17 entry daha
  • "insanları tanıdıkça" ifadesi bu tartışmaya ukalalık katmış. bu tarz "her şeyi gördüm, deneyimledim, biliyorum" çıkış noktasıyla tüme varmış laflara da bayılıyorum. hayırdır ne kadar insan tanıdın, yaşam sınırlarını ne kadar genişletebildin, yaşın kaç, sen ne kadar değiştin geliştin?

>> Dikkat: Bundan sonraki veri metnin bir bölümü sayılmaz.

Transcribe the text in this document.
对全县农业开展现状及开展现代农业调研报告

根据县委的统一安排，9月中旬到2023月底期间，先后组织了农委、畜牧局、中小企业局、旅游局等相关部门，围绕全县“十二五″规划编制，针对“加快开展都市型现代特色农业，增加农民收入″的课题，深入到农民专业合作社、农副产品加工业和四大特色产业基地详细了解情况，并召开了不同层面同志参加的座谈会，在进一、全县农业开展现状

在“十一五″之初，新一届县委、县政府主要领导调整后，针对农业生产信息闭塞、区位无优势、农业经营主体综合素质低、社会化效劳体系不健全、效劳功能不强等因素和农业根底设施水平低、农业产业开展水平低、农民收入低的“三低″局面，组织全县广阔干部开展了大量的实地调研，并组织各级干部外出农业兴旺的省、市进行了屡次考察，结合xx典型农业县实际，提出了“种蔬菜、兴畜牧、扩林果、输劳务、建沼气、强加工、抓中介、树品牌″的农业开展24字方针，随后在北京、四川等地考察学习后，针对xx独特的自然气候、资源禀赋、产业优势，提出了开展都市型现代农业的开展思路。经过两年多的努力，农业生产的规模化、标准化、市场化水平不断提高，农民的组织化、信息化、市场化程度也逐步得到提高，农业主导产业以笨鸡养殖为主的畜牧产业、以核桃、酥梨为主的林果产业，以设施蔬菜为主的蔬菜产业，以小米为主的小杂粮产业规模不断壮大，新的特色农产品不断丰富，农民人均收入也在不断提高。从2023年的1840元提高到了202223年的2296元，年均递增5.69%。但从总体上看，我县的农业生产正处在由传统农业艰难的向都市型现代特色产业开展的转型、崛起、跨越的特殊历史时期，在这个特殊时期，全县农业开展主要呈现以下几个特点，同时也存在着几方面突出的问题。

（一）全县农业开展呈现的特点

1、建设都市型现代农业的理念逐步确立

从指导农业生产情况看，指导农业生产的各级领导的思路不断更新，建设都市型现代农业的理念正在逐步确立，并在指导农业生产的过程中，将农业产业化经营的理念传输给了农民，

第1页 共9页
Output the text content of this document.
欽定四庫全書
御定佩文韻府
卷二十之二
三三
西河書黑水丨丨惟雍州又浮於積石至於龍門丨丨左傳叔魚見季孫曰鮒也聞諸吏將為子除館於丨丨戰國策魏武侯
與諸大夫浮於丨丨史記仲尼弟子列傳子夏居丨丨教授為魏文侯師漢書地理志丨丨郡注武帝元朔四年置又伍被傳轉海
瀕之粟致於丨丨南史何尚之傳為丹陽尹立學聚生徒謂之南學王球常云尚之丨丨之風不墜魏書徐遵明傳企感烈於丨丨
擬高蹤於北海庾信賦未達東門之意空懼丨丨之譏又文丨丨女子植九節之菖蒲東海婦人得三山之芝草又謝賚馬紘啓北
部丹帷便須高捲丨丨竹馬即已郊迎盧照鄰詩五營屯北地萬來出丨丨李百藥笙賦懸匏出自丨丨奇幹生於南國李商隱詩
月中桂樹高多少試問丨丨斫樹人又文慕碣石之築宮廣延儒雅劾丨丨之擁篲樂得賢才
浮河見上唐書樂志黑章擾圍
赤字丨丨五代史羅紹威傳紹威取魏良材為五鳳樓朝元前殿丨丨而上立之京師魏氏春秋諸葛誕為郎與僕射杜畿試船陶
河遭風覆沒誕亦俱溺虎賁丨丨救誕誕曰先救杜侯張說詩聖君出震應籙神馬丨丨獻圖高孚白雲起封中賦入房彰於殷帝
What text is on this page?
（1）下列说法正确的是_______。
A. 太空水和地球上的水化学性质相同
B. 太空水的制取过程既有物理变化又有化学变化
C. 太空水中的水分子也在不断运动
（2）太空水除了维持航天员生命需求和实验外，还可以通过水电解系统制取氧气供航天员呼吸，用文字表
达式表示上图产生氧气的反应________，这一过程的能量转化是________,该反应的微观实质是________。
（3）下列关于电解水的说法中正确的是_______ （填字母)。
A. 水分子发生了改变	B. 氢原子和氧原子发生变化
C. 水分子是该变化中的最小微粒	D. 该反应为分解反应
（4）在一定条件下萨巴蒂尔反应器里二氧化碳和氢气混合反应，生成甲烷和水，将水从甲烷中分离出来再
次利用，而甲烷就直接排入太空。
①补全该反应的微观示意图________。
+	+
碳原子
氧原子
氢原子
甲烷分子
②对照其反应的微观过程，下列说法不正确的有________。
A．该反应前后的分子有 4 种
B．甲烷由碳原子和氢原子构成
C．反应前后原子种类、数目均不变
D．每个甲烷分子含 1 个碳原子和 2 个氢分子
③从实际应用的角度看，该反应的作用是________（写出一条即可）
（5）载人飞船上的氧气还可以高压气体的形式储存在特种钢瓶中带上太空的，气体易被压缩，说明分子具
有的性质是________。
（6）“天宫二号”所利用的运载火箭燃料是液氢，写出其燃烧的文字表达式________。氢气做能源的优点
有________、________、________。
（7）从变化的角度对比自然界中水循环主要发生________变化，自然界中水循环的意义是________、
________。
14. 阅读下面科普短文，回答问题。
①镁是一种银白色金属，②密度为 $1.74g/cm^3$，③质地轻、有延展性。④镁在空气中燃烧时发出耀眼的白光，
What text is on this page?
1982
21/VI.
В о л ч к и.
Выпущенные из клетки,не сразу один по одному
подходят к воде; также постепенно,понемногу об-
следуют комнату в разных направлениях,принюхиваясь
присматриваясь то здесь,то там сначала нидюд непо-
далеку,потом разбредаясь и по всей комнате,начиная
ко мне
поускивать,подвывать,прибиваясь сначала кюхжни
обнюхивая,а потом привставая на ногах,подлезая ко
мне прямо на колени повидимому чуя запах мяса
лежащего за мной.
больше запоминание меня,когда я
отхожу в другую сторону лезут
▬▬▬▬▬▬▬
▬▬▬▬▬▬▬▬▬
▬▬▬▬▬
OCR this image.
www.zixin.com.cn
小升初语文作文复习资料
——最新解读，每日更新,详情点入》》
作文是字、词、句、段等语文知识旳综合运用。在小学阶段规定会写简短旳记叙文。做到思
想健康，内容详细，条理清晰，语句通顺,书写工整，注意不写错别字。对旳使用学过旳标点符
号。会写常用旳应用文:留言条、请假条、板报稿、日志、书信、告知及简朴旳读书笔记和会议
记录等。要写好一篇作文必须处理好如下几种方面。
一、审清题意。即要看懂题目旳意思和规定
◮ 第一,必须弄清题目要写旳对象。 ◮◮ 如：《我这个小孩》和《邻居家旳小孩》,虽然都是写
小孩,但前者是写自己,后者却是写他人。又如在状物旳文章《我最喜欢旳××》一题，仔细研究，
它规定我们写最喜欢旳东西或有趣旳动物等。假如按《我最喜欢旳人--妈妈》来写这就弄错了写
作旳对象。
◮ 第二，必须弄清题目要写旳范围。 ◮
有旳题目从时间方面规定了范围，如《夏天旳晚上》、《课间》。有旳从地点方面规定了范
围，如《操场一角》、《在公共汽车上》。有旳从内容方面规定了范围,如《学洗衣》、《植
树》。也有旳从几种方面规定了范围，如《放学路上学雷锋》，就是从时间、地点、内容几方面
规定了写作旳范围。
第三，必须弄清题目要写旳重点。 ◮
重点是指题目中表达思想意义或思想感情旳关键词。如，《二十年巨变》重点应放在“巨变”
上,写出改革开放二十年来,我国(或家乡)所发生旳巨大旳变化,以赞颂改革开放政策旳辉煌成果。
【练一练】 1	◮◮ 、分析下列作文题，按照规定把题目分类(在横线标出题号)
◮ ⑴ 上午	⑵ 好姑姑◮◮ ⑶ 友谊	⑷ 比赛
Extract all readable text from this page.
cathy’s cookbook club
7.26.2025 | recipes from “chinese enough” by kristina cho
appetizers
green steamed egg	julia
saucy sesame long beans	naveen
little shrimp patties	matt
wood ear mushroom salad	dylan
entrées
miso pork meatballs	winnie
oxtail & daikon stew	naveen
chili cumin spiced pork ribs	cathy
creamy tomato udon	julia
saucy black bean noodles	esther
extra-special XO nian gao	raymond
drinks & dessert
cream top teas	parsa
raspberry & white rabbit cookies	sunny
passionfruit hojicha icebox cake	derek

    deneyimlerimizi bir akarsu gibi düşünelim. bizi aşındırır, akışı içerisinde taşı toprağı önüne katar. bazısında eğim azaldıkça suyun akış hızı düşer, taşıdığı yükler azalır, akarsular bir denize akacak yolu aşındırmaktan aciz hale gelince biriken su göl olur. bir insana benzetecek olursak, içinde birikenler sebebiyle insanları tolore etmekte gittikçe zorlanır ve şebnem ferah'ın tabiriyle başka sular tanıyıp çoğalmaya değil tek tabanca takılmaya teşne olur. o debiyi yitirmeyen, her ne olursa olsun kendini suyun akışının dışında görmeyen, başka denizlere akacak debiyi, yağış miktarını kendi yaşam dengesi içerisinde yitirmeyen insanlar gittikçe daha hoşgörülü, daha olgun, keskin cümlelerden uzak kişilerdir. bu metaforlara seçenekler eklemek, çıkarmak mümkün. yarın farklı da düşünebilirim. mevcut yaşam dağarcığımdan damıtabildiğim şimdilik bu.